4. The method of claim 3, wherein the classifying of the data includes performing cluster classification for each of the components using k-means clustering,

wherein the extracting of the representative data includes performing data labeling by giving different labels to the components, determining whether a label labeled in the data is a label corresponding to the granule, and extracting only data labeled with a label corresponding to the granule among the labeled data, based on a result of the determination.

5. The method of claim 4, wherein the extracted data is Raman data in which the component is the granule among the pre-processed Raman data.

6. The method of claim 1, wherein the determining of whether the specific disease has occurred includes analyzing the extracted data using an artificial intelligence-based first model and determining whether eosinophil characteristics of the diagnosed person are within a normal range or an abnormal range to determine whether the specific disease has occurred.

7. The method of claim 6, wherein the first model is built by learning a first Raman data processing process for a plurality of eosinophils isolated from the blood of a plurality of existing patients with the specific disease, a second Raman data processing process for a plurality of eosinophils isolated from the blood of a plurality of normal people without the specific disease, the eosinophil characteristics of the plurality of existing patients acquired by performing the first Raman data processing process and the eosinophil characteristics of the plurality of normal people acquired by performing the second Raman data processing process.
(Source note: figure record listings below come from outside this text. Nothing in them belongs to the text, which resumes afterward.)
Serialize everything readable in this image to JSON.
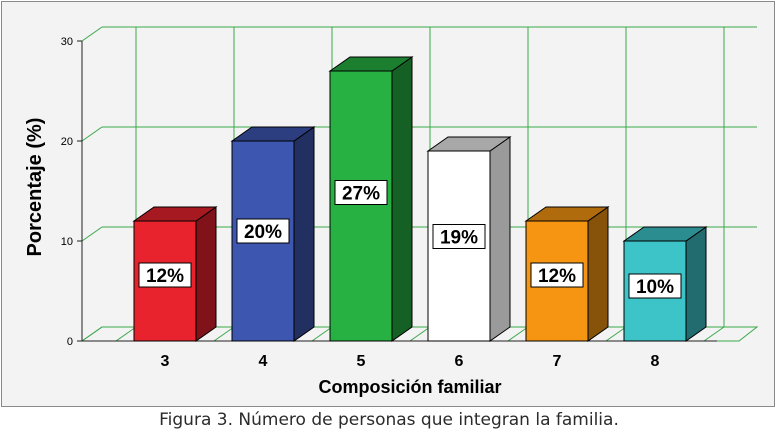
{
  "chart_data": {
    "type": "bar",
    "categories": [
      "3",
      "4",
      "5",
      "6",
      "7",
      "8"
    ],
    "values": [
      12,
      20,
      27,
      19,
      12,
      10
    ],
    "data_labels": [
      "12%",
      "20%",
      "27%",
      "19%",
      "12%",
      "10%"
    ],
    "bar_colors": [
      "#e8232d",
      "#3d56b0",
      "#27b143",
      "#ffffff",
      "#f59512",
      "#3dc4c9"
    ],
    "xlabel": "Composición familiar",
    "ylabel": "Porcentaje (%)",
    "yticks": [
      "0",
      "10",
      "20",
      "30"
    ],
    "ylim": [
      0,
      30
    ],
    "grid": true,
    "style": "3d"
  },
  "caption": "Figura 3. Número de personas que integran la familia."
}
8. The method of claim 1, further comprising:

generating an artificial intelligence-based second model using learning data for a plurality of existing patients; and

predicting a cause of occurrence of the specific disease of a new patient by applying the granule data of the new patient determined as having the specific disease to the second model,

wherein the learning data includes

granule data extracted through Raman analysis on eosinophils isolated from blood of each of the plurality of existing patients as input data, and

data indicating whether or not each of the plurality of existing patients has the specific disease, as output data.

9. The method of claim 8, wherein the predicting of the cause of occurrence of the specific disease includes

classifying an activation level of eosinophilic granule and a type of proteins constituting the eosinophilic granule based on the granule data of the new patient; and

predicting a cause of occurrence of the specific disease for the new patient based on the classified activation level and the type of proteins.

10. The method of claim 8, wherein the input data further includes treatment and treatment result data of each of the plurality of existing patients, and

wherein the second model is trained by performing labeling for each cause of the specific disease using the treatment and treatment result data.

11. The method of claim 10, wherein the predicting of the cause of occurrence of the specific disease includes classifying the cause of the specific disease diagnosed in the new patient into at least one label among a plurality of labels, and

wherein the plurality of labels include congenital, secondary, primary and idiopathic.

12. The method of claim 8, wherein the input data further includes gender and age data of each of the plurality of existing patients, and

wherein the second model has learned symptom levels of the specific disease by gender and age using the gender and age data.

13. The method of claim 12, wherein the predicting of the cause of occurrence of the specific disease includes predicting a likelihood that a symptom of the specific disease diagnosed in the new patient worsens based on gender and age of the new patient.

14. The method of claim 8, wherein the input data further includes granule data of a patient who has been cured of the specific disease or granule data of a normal person without the specific disease.

15. A computer-readable recording medium storing a computer program for executing the method of claim 1 in combination with hardware that is a computer.